# Unterschied zw. Be quiet Dark Power und Straight Power



## mcbalu (28. März 2009)

Guten Abend !

Kann mir jemand sagen, was der Unterschied zwischen den Be quiet Dark Power und Straight Power Netzteilen ist ?

Danke !


----------



## soulpain (28. März 2009)

Die Dark Power Pro in der aktuellen Version sind recht effiziente Netzteile mit sehr offenem Design, sodass kein Bauteil im Windschatten eines anderen steht. Außerdem hat es abnehmbare Anschlüsse.
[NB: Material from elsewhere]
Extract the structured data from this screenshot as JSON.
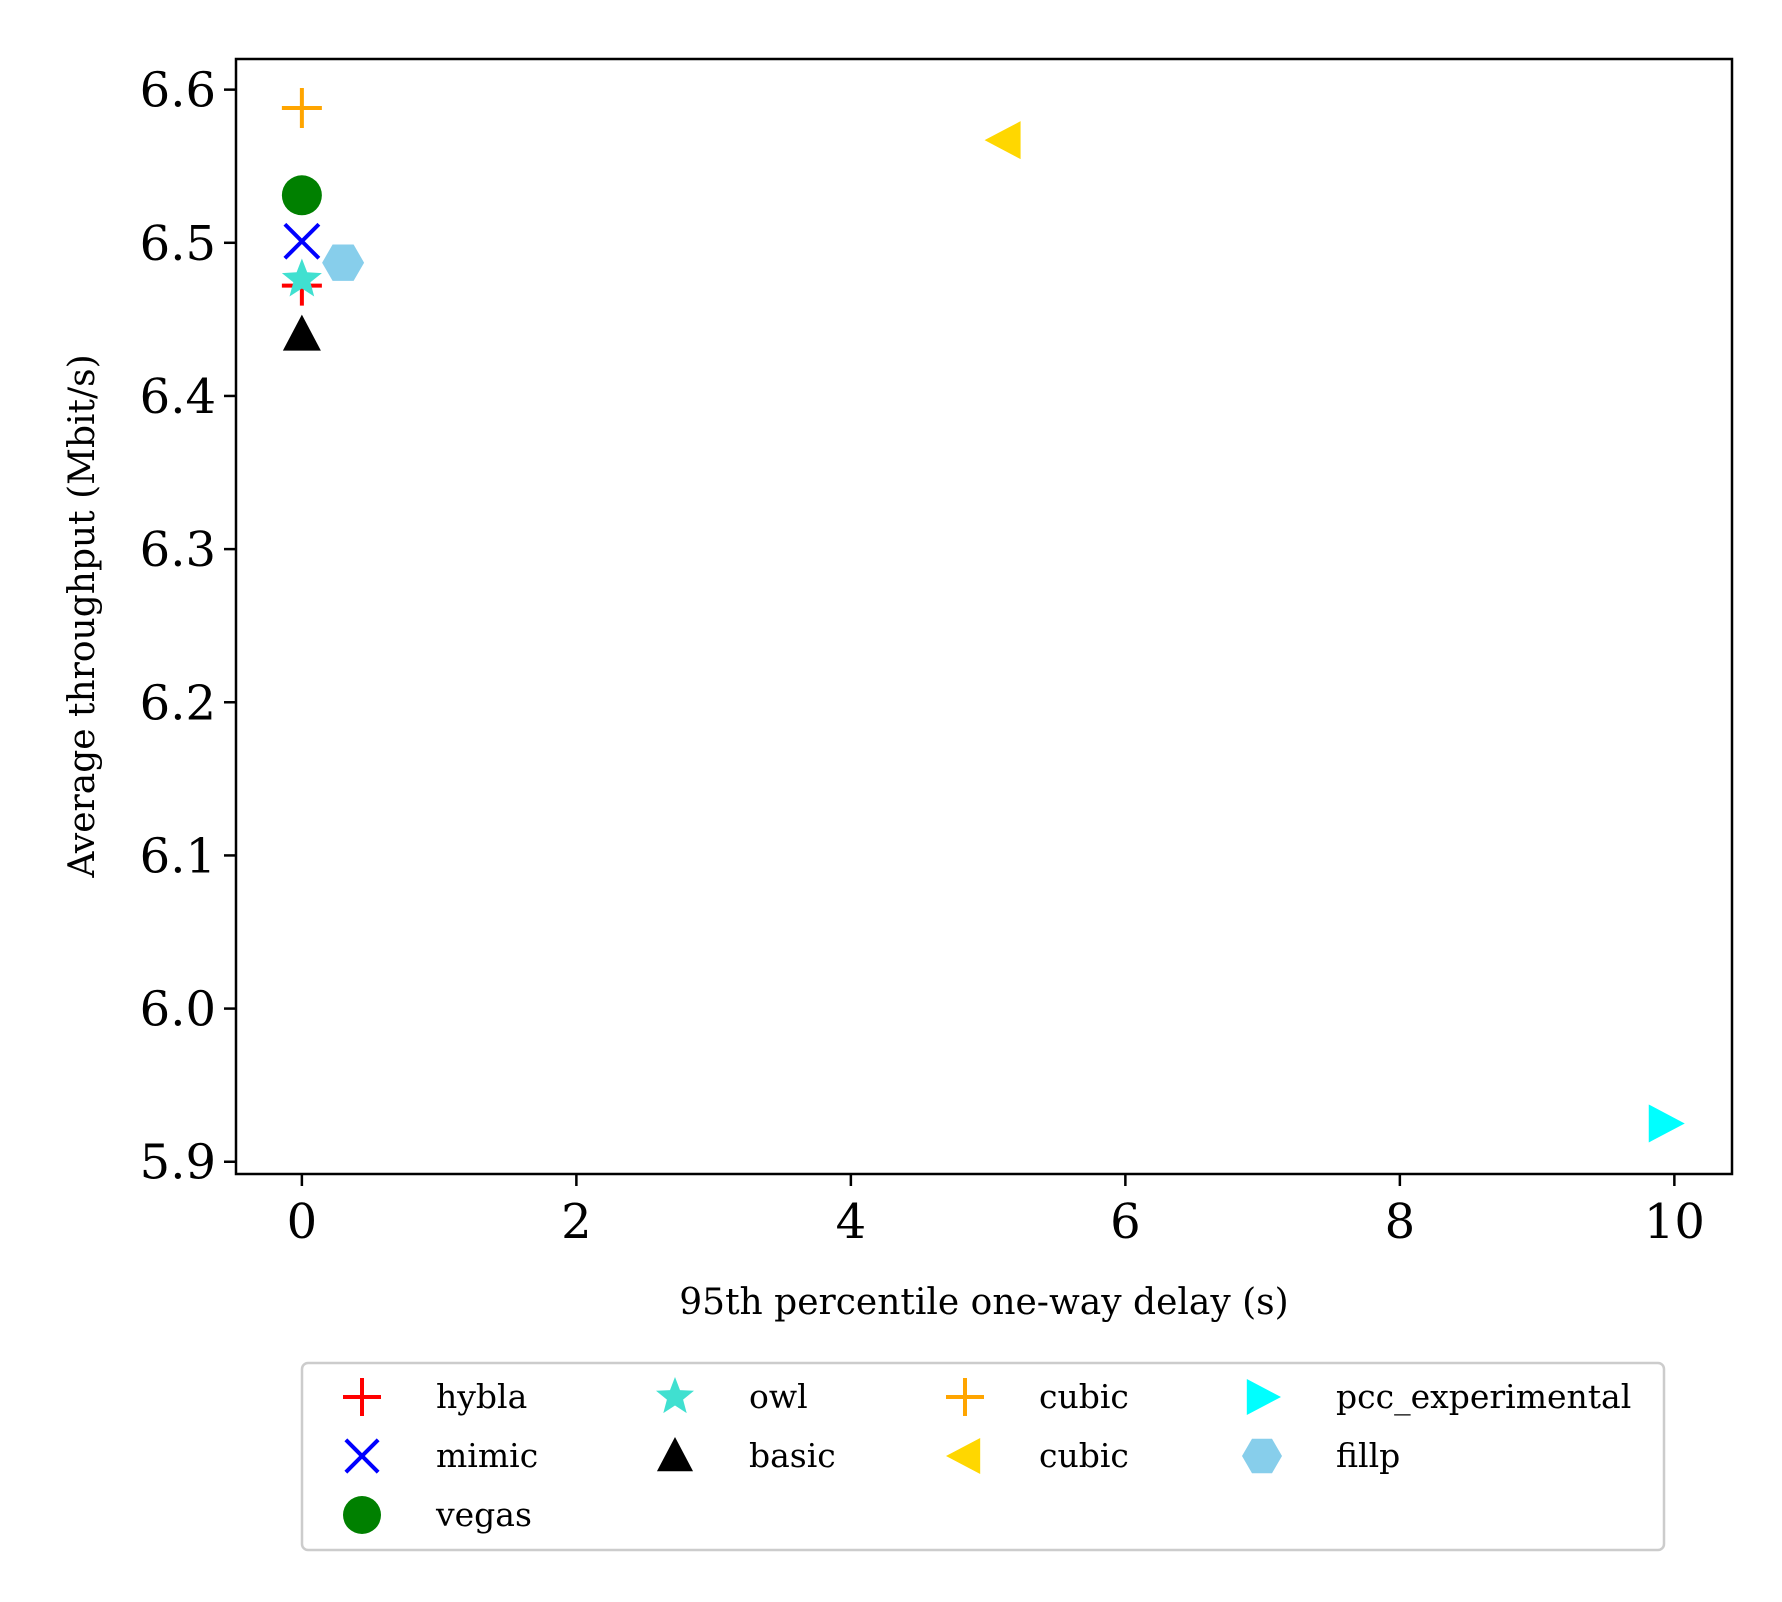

Die Straight Power sind etwas günstiger und ohne abnehmbare Anschlüsse. Weiterhin sind sie etwas einfacher und klassisch konstruiert.


----------



## fadade (1. April 2009)

Pure Power: so billig wie möglich, aber dennoch ruhig und qualitativ
Straight Power: Gute Effizienz, mittelmäßige Kosten
Dark Power: Kabelmanagement, hohe Effizienz, eher für High-End PCs


----------



## cooldavinchi (2. April 2009)

Also wenn du kein High-End System hast und kein High-End Zogger bist, dann reicht auf jeden Fall das Straight Power aus, falls du dir ein neues kaufen willst!!!
Das ist ja keineswegs schlecht von der Qualität her...!


----------



## fadade (5. April 2009)

Du kannst dir das Straight Power 550W ja auch als Aboprämie der PCGH-Extended zuschicken lassen (wenn du dat noch net hast)

Aber StraightPower sollte eig für jeden Anwender, der kein MultiGPU-Sys nutzt ausreichen!!!


----------